Cornerback J.C. Jackson will not be permitted to return to Florida "because of a decision made by the University Athletic Association," though a charge of armed robbery against him is "expected to be dropped," Scout's Florida site reports in an unbylined post published Saturday night.
The felony charge for armed robbery against J.C. Jackson is expected to be dropped this week, but he will not be allowed to return to the Florida team because of a decision made by the University Athletic Association, Fightin’ Gators has learned. A meeting with university officials and Jackson this past week was going to allow him to return to classes Monday assuming the felony charges were cleared.
Jackson was arrested on charges of armed robbery in April, was reportedly uncooperative with police after his arrest, and pleaded not guilty four days after his arrest, after eventually posting bail and retaining counsel — but not Gainesville attorney Huntley Johnson, customarily Florida football players' legal eagle of choice.

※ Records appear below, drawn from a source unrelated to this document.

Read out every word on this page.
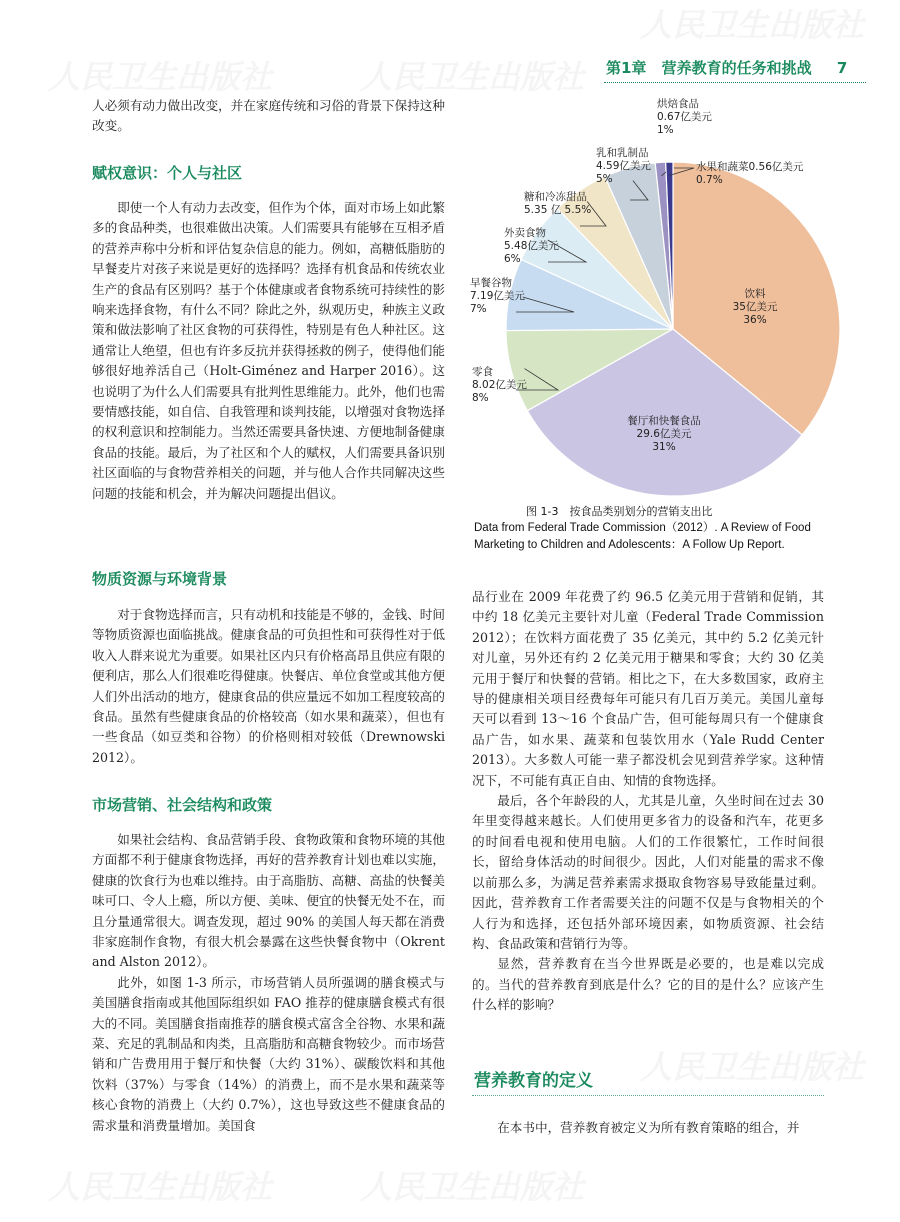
人民卫生出版社	人民卫生出版社
人民卫生出版社
人民卫生出版社	人民卫生出版社
人民卫生出版社
第1章 营养教育的任务和挑战 7

人必须有动力做出改变，并在家庭传统和习俗的背景下保持这种改变。

赋权意识：个人与社区

即使一个人有动力去改变，但作为个体，面对市场上如此繁多的食品种类，也很难做出决策。人们需要具有能够在互相矛盾的营养声称中分析和评估复杂信息的能力。例如，高糖低脂肪的早餐麦片对孩子来说是更好的选择吗？选择有机食品和传统农业生产的食品有区别吗？基于个体健康或者食物系统可持续性的影响来选择食物，有什么不同？除此之外，纵观历史，种族主义政策和做法影响了社区食物的可获得性，特别是有色人种社区。这通常让人绝望，但也有许多反抗并获得拯救的例子，使得他们能够很好地养活自己（Holt-Giménez and Harper 2016）。这也说明了为什么人们需要具有批判性思维能力。此外，他们也需要情感技能，如自信、自我管理和谈判技能，以增强对食物选择的权利意识和控制能力。当然还需要具备快速、方便地制备健康食品的技能。最后，为了社区和个人的赋权，人们需要具备识别社区面临的与食物营养相关的问题，并与他人合作共同解决这些问题的技能和机会，并为解决问题提出倡议。

物质资源与环境背景

对于食物选择而言，只有动机和技能是不够的，金钱、时间等物质资源也面临挑战。健康食品的可负担性和可获得性对于低收入人群来说尤为重要。如果社区内只有价格高昂且供应有限的便利店，那么人们很难吃得健康。快餐店、单位食堂或其他方便人们外出活动的地方，健康食品的供应量远不如加工程度较高的食品。虽然有些健康食品的价格较高（如水果和蔬菜），但也有一些食品（如豆类和谷物）的价格则相对较低（Drewnowski 2012）。

市场营销、社会结构和政策

如果社会结构、食品营销手段、食物政策和食物环境的其他方面都不利于健康食物选择，再好的营养教育计划也难以实施，健康的饮食行为也难以维持。由于高脂肪、高糖、高盐的快餐美味可口、令人上瘾，所以方便、美味、便宜的快餐无处不在，而且分量通常很大。调查发现，超过 90% 的美国人每天都在消费非家庭制作食物，有很大机会暴露在这些快餐食物中（Okrent and Alston 2012）。

此外，如图 1-3 所示，市场营销人员所强调的膳食模式与美国膳食指南或其他国际组织如 FAO 推荐的健康膳食模式有很大的不同。美国膳食指南推荐的膳食模式富含全谷物、水果和蔬菜、充足的乳制品和肉类，且高脂肪和高糖食物较少。而市场营销和广告费用用于餐厅和快餐（大约 31%）、碳酸饮料和其他饮料（37%）与零食（14%）的消费上，而不是水果和蔬菜等核心食物的消费上（大约 0.7%），这也导致这些不健康食品的需求量和消费量增加。美国食

饮料 35亿美元 36%
餐厅和快餐食品 29.6亿美元 31%
零食 8.02亿美元 8%
早餐谷物 7.19亿美元 7%
外卖食物 5.48亿美元 6%
糖和冷冻甜品 5.35 亿 5.5%
乳和乳制品 4.59亿美元 5%
烘焙食品 0.67亿美元 1%
水果和蔬菜0.56亿美元 0.7%
图 1-3　按食品类别划分的营销支出比
Data from Federal Trade Commission（2012）. A Review of Food Marketing to Children and Adolescents：A Follow Up Report.

品行业在 2009 年花费了约 96.5 亿美元用于营销和促销，其中约 18 亿美元主要针对儿童（Federal Trade Commission 2012）；在饮料方面花费了 35 亿美元，其中约 5.2 亿美元针对儿童，另外还有约 2 亿美元用于糖果和零食；大约 30 亿美元用于餐厅和快餐的营销。相比之下，在大多数国家，政府主导的健康相关项目经费每年可能只有几百万美元。美国儿童每天可以看到 13～16 个食品广告，但可能每周只有一个健康食品广告，如水果、蔬菜和包装饮用水（Yale Rudd Center 2013）。大多数人可能一辈子都没机会见到营养学家。这种情况下，不可能有真正自由、知情的食物选择。

最后，各个年龄段的人，尤其是儿童，久坐时间在过去 30 年里变得越来越长。人们使用更多省力的设备和汽车，花更多的时间看电视和使用电脑。人们的工作很繁忙，工作时间很长，留给身体活动的时间很少。因此，人们对能量的需求不像以前那么多，为满足营养素需求摄取食物容易导致能量过剩。因此，营养教育工作者需要关注的问题不仅是与食物相关的个人行为和选择，还包括外部环境因素，如物质资源、社会结构、食品政策和营销行为等。

显然，营养教育在当今世界既是必要的，也是难以完成的。当代的营养教育到底是什么？它的目的是什么？应该产生什么样的影响？

营养教育的定义

在本书中，营养教育被定义为所有教育策略的组合，并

Updates, Tuesday, 12:45 p.m.: Inside the Gators, Rivals's Florida site, reported ($) Sunday that Jackson had chosen to transfer after being told he would not be allowed to be on scholarship with pending felony charges, and updated its reporting on Monday to note that Jackson was given permission to enroll in Florida's Summer A term (which began Monday) on the condition that charges were going to be dropped, only for the UAA to step in once they were not dropped.

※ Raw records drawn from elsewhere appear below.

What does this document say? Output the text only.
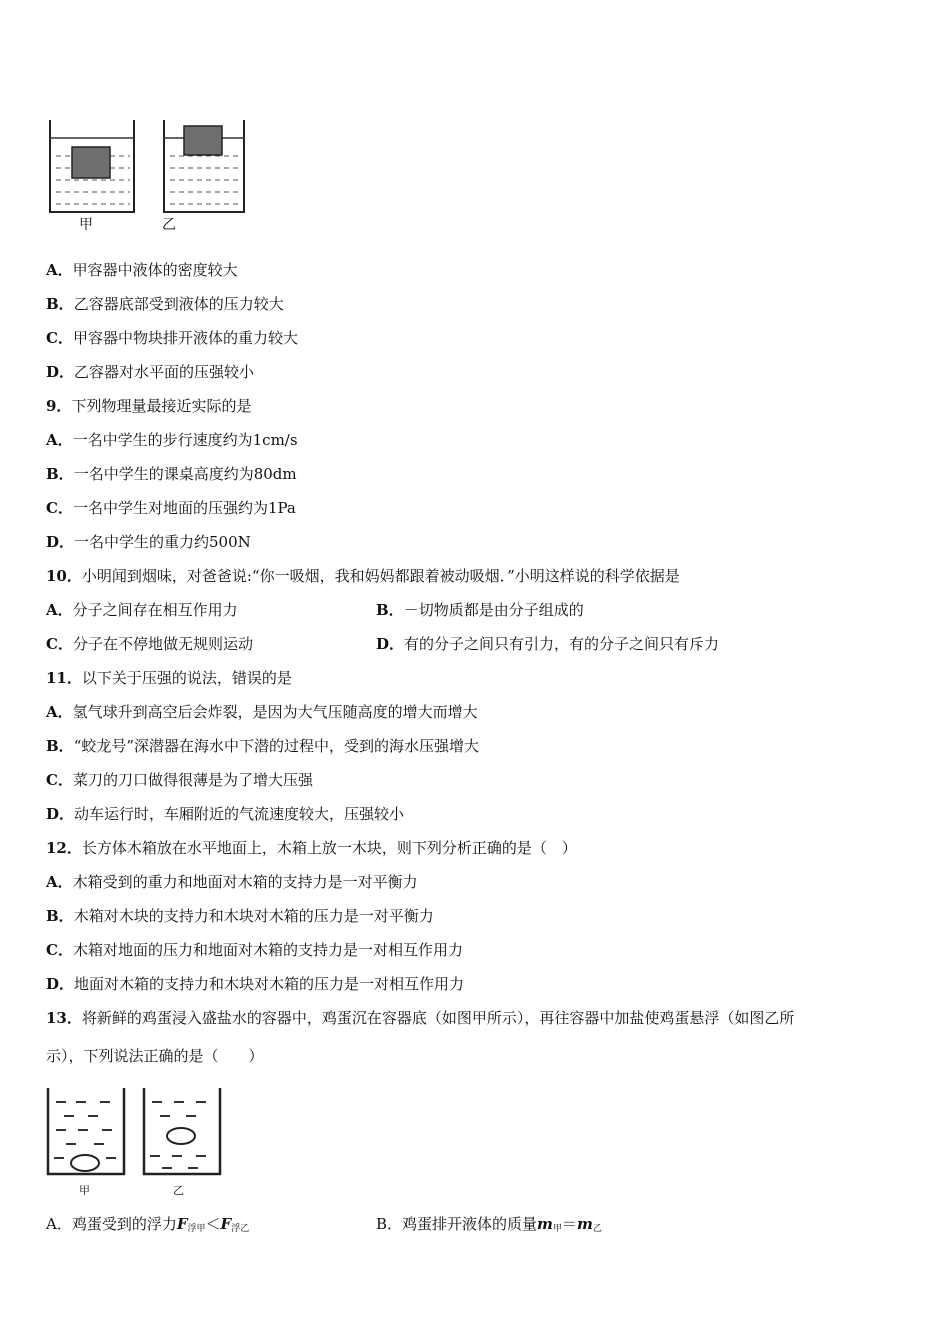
甲	乙
A．甲容器中液体的密度较大
B．乙容器底部受到液体的压力较大
C．甲容器中物块排开液体的重力较大
D．乙容器对水平面的压强较小
9．下列物理量最接近实际的是
A．一名中学生的步行速度约为1cm/s
B．一名中学生的课桌高度约为80dm
C．一名中学生对地面的压强约为1Pa
D．一名中学生的重力约500N
10．小明闻到烟味，对爸爸说:“你一吸烟，我和妈妈都跟着被动吸烟．”小明这样说的科学依据是
A．分子之间存在相互作用力	B．－切物质都是由分子组成的
C．分子在不停地做无规则运动	D．有的分子之间只有引力，有的分子之间只有斥力
11．以下关于压强的说法，错误的是
A．氢气球升到高空后会炸裂，是因为大气压随高度的增大而增大
B．“蛟龙号”深潜器在海水中下潜的过程中，受到的海水压强增大
C．菜刀的刀口做得很薄是为了增大压强
D．动车运行时，车厢附近的气流速度较大，压强较小
12．长方体木箱放在水平地面上，木箱上放一木块，则下列分析正确的是（　）
A．木箱受到的重力和地面对木箱的支持力是一对平衡力
B．木箱对木块的支持力和木块对木箱的压力是一对平衡力
C．木箱对地面的压力和地面对木箱的支持力是一对相互作用力
D．地面对木箱的支持力和木块对木箱的压力是一对相互作用力
13．将新鲜的鸡蛋浸入盛盐水的容器中，鸡蛋沉在容器底（如图甲所示），再往容器中加盐使鸡蛋悬浮（如图乙所
示），下列说法正确的是（　　）
甲	乙
A．鸡蛋受到的浮力$F_{浮甲}<F_{浮乙}$	B．鸡蛋排开液体的质量$m_甲=m_乙$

And The Gainesville Sun's Robbie Andreu reported on Tuesday that Jackson is not enrolled in Summer A classes, and that the case against him is moving forward, with sources telling him that charges being dropped "is not imminent at this time."
Jackson could face serious prison time — producing a firearm during the commission of a forcible felony carries a mandatory minimum of 10 years in Florida, under the "10-20-Life" statute, though Jackson is not alleged to have personally done so — for his role in the crime. Scout's report that the charge against Jackson is expected to be dropped (though Jackson was charged with three counts of armed robbery) is the first report on the progress from the case in weeks.
Jackson had also previously been involved in two public incidents, neither resulting in any public repercussions: Jackson was in a car with teammates Treon Harris and Jalen Tabor during a December incident in which Harris was cited for driving without a license and the smell of weed emanated from the vehicle, he was shot while in his hometown of Immokalee over winter break in late December.
To be clear: I don't and didn't think there is or was anything truly troubling about Jackson being in a car that smelled of weed, nor do I or did I think Jackson getting shot is or was something to fault him for, except in the context of the company he keeps. But three incidents like this in the span of five months is an aggregate that promps valid concern, and I thought anything but exoneration in his armed robbery would almost certainly result in Jackson's dismissal.
Coming down on Jackson now does, certainly, feel somewhat premature, and a de facto dismissal with charges dropped would be a strange decision. And so I think this decision by the UAA smells strongly of Florida's administration knowing more than the public does, and I suspect there may well be further details that could come to light and make it make more sense.
I don't think Florida would revoke the scholarship of a student-athlete — which is basically what this decision seems to be — without good reason for doing so, but I also don't think Florida is likely to let a preponderance of poor decisions go totally unchecked.
And, lest we forget, Florida dismissed Gerald Willis, never charged with a crime in Gainesville, in January, after what was reported as another "altercation" with a teammate.
Florida's current standards for behavior are not low, it would seem. And it would also seem that Jackson has failed to meet them.